- Global Voices en Français - https://fr.globalvoices.org -

L'histoire de Lena : la remontée de l'enfer

Catégories: Ukraine, Cyber-activisme, Santé, Rising Voices
La newsletter internet “Motilek” [1][en ukrainien] a publié récemment une lettre d'une lectrice qui partage l'histoire d'une jeune femme libérée de prison il y a quelques mois et qui essaie de reconstruire sa vie.
Le nom de la femme dans l'histoire est Lena, et elle a été emprisonnée pour trafic de drogues.
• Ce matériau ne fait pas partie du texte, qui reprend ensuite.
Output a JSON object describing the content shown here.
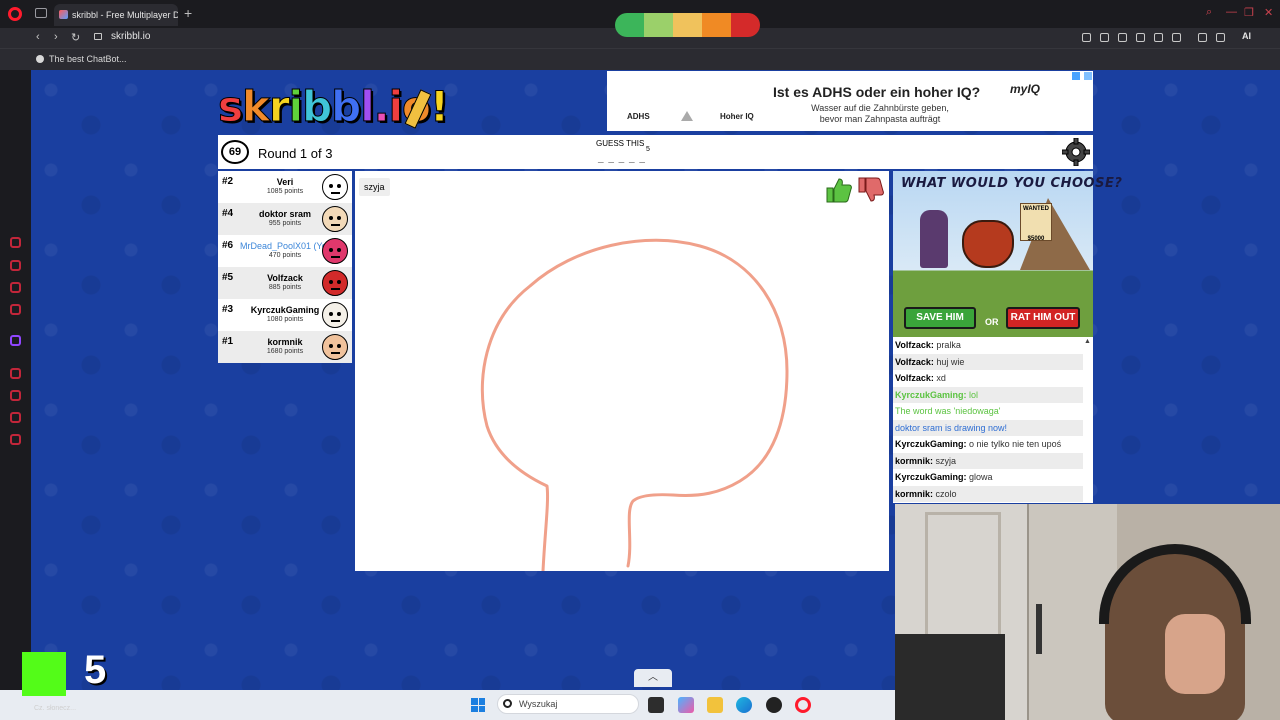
{
  "browser": {
    "tab_title": "skribbl - Free Multiplayer D",
    "url": "skribbl.io",
    "bookmark": "The best ChatBot...",
    "ai_label": "AI"
  },
  "logo": {
    "text": "skribbl.io"
  },
  "top_ad": {
    "label_left": "ADHS",
    "label_right": "Hoher IQ",
    "headline": "Ist es ADHS oder ein hoher IQ?",
    "subtext": "Wasser auf die Zahnbürste geben, bevor man Zahnpasta aufträgt",
    "brand": "myIQ",
    "scale_colors": [
      "#3cb55a",
      "#9bd06a",
      "#f0c25c",
      "#f08a24",
      "#d42a2a"
    ]
  },
  "game": {
    "timer": "69",
    "round": "Round 1 of 3",
    "guess_label": "GUESS THIS",
    "guess_length": "5",
    "guess_blanks": "_ _ _ _ _",
    "word_hint": "szyja"
  },
  "players": [
    {
      "rank": "#2",
      "name": "Veri",
      "points": "1085 points",
      "avatar_color": "#ffffff",
      "me": false
    },
    {
      "rank": "#4",
      "name": "doktor sram",
      "points": "955 points",
      "avatar_color": "#f2d9b8",
      "me": false
    },
    {
      "rank": "#6",
      "name": "MrDead_PoolX01 (You)",
      "points": "470 points",
      "avatar_color": "#e0386c",
      "me": true
    },
    {
      "rank": "#5",
      "name": "Volfzack",
      "points": "885 points",
      "avatar_color": "#d22a2a",
      "me": false
    },
    {
      "rank": "#3",
      "name": "KyrczukGaming",
      "points": "1080 points",
      "avatar_color": "#f4f0e8",
      "me": false
    },
    {
      "rank": "#1",
      "name": "kormnik",
      "points": "1680 points",
      "avatar_color": "#f0c29c",
      "me": false
    }
  ],
  "side_ad": {
    "title": "WHAT WOULD YOU CHOOSE?",
    "wanted": "WANTED",
    "reward": "$5000",
    "save_label": "SAVE HIM",
    "or_label": "OR",
    "rat_label": "RAT HIM OUT"
  },
  "chat": [
    {
      "user": "Volfzack:",
      "text": "pralka",
      "style": ""
    },
    {
      "user": "Volfzack:",
      "text": "huj wie",
      "style": ""
    },
    {
      "user": "Volfzack:",
      "text": "xd",
      "style": ""
    },
    {
      "user": "KyrczukGaming:",
      "text": "lol",
      "style": "green"
    },
    {
      "user": "",
      "text": "The word was 'niedowaga'",
      "style": "green"
    },
    {
      "user": "",
      "text": "doktor sram is drawing now!",
      "style": "blue"
    },
    {
      "user": "KyrczukGaming:",
      "text": "o nie tylko nie ten upoś",
      "style": ""
    },
    {
      "user": "kormnik:",
      "text": "szyja",
      "style": ""
    },
    {
      "user": "KyrczukGaming:",
      "text": "glowa",
      "style": ""
    },
    {
      "user": "kormnik:",
      "text": "czolo",
      "style": ""
    }
  ],
  "overlay": {
    "kick_count": "5",
    "caption": "Cz. słonecz..."
  },
  "taskbar": {
    "search_placeholder": "Wyszukaj"
  }
}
“Motilek” est éditée par les membres de l'organisation ukrainienne Drop-in Center [2] [en ukrainien]. Celle-ci, soutenue par Rising Voices [3][en anglais] travaille avec les toxicomanes et utilise les nouveaux médias pour faire connaître les histoires de personnes vivant dans des conditions difficiles. Lena a commencé à écrire pour la newsletter lorsqu'elle était en prison, décrivant la vie derrière les barreaux. Maintenant, elle écrit sur la façon dont une personne victime de toxicodépendance s'adapte à la vie de tous les jours après un séjour en prison. Lena a déjà publié plusieurs articles, et dans l'avenir,  les éditeurs du Drop-In Center veulent l'employer comme auteure permanente pour les nouveaux projets médiatiques gérés par l'organisation.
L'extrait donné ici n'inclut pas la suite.